Nicholas Smith

Tracy Llanera and Nicholas Smith: Egotism in Higher Education

Check out Tracy Llanera and Nicholas Smith's recent essay, "Egotism in Higher Education," in the Cardiff University blog, Open for Debate. This essay is based on the chapter "A Culture of Egotism: Rorty and Higher Education," The Promise of the University: Reclaiming Humanity, Humility, and Hope, ed.  Áine Mahon, forthcoming with Springer.

***Excerpt***

Universities, ideally speaking, can be places that cultivate the process of self-growth. As the pragmatist philosopher Richard Rorty has put it, studying in universities allows students to undergo ‘self-enlargement’. Self-enlargement is Rorty’s take on what his fellow pragmatist and educationalist John Dewey called ‘growth’. Growth as self-enlargement occurs in two main ways: through projects of self-creation and widening relations of solidarity.

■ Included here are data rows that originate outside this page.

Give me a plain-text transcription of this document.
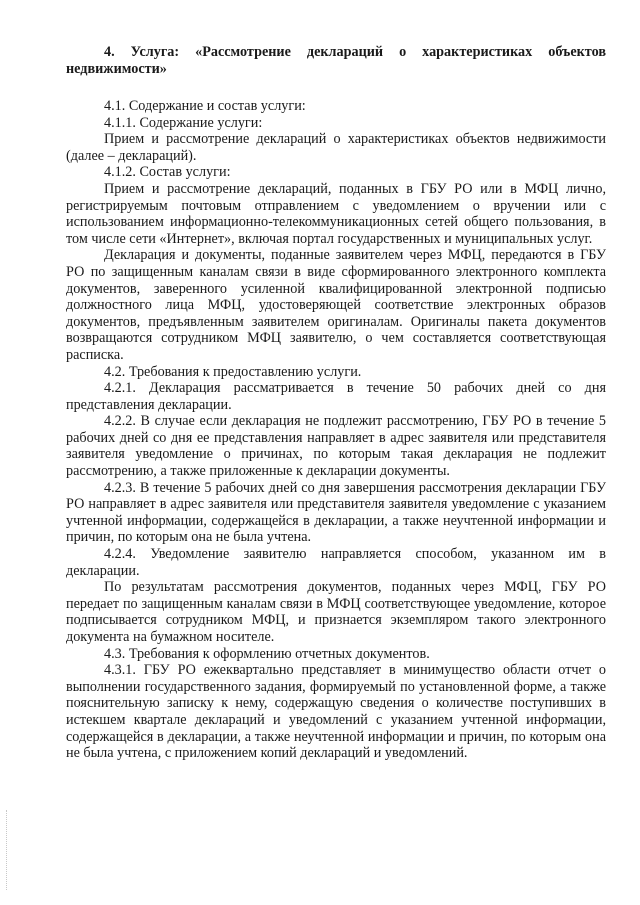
4. Услуга: «Рассмотрение деклараций о характеристиках объектов недвижимости»

4.1. Содержание и состав услуги:

4.1.1. Содержание услуги:

Прием и рассмотрение деклараций о характеристиках объектов недвижимости (далее – деклараций).

4.1.2. Состав услуги:

Прием и рассмотрение деклараций, поданных в ГБУ РО или в МФЦ лично, регистрируемым почтовым отправлением с уведомлением о вручении или с использованием информационно-телекоммуникационных сетей общего пользования, в том числе сети «Интернет», включая портал государственных и муниципальных услуг.

Декларация и документы, поданные заявителем через МФЦ, передаются в ГБУ РО по защищенным каналам связи в виде сформированного электронного комплекта документов, заверенного усиленной квалифицированной электронной подписью должностного лица МФЦ, удостоверяющей соответствие электронных образов документов, предъявленным заявителем оригиналам. Оригиналы пакета документов возвращаются сотрудником МФЦ заявителю, о чем составляется соответствующая расписка.

4.2. Требования к предоставлению услуги.

4.2.1. Декларация рассматривается в течение 50 рабочих дней со дня представления декларации.

4.2.2. В случае если декларация не подлежит рассмотрению, ГБУ РО в течение 5 рабочих дней со дня ее представления направляет в адрес заявителя или представителя заявителя уведомление о причинах, по которым такая декларация не подлежит рассмотрению, а также приложенные к декларации документы.

4.2.3. В течение 5 рабочих дней со дня завершения рассмотрения декларации ГБУ РО направляет в адрес заявителя или представителя заявителя уведомление с указанием учтенной информации, содержащейся в декларации, а также неучтенной информации и причин, по которым она не была учтена.

4.2.4. Уведомление заявителю направляется способом, указанном им в декларации.

По результатам рассмотрения документов, поданных через МФЦ, ГБУ РО передает по защищенным каналам связи в МФЦ соответствующее уведомление, которое подписывается сотрудником МФЦ, и признается экземпляром такого электронного документа на бумажном носителе.

4.3. Требования к оформлению отчетных документов.

4.3.1. ГБУ РО ежеквартально представляет в минимущество области отчет о выполнении государственного задания, формируемый по установленной форме, а также пояснительную записку к нему, содержащую сведения о количестве поступивших в истекшем квартале деклараций и уведомлений с указанием учтенной информации, содержащейся в декларации, а также неучтенной информации и причин, по которым она не была учтена, с приложением копий деклараций и уведомлений.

Self-creation involves the making of oneself anew and the adoption for oneself of a ‘final vocabulary’, or a language that expresses one’s commitments, self-projects, and understanding and relationship with others and the world. Widening solidarity involves expanding the group to which one feels some belonging. At the heart of both are encounters with real or imaginary people, and these encounters reveal the limits and narrowness of one’s previous sense of self. In taking knowingness and self-satisfaction as its enemies, a culture of self-enlargement is the opposite of a culture of egotism.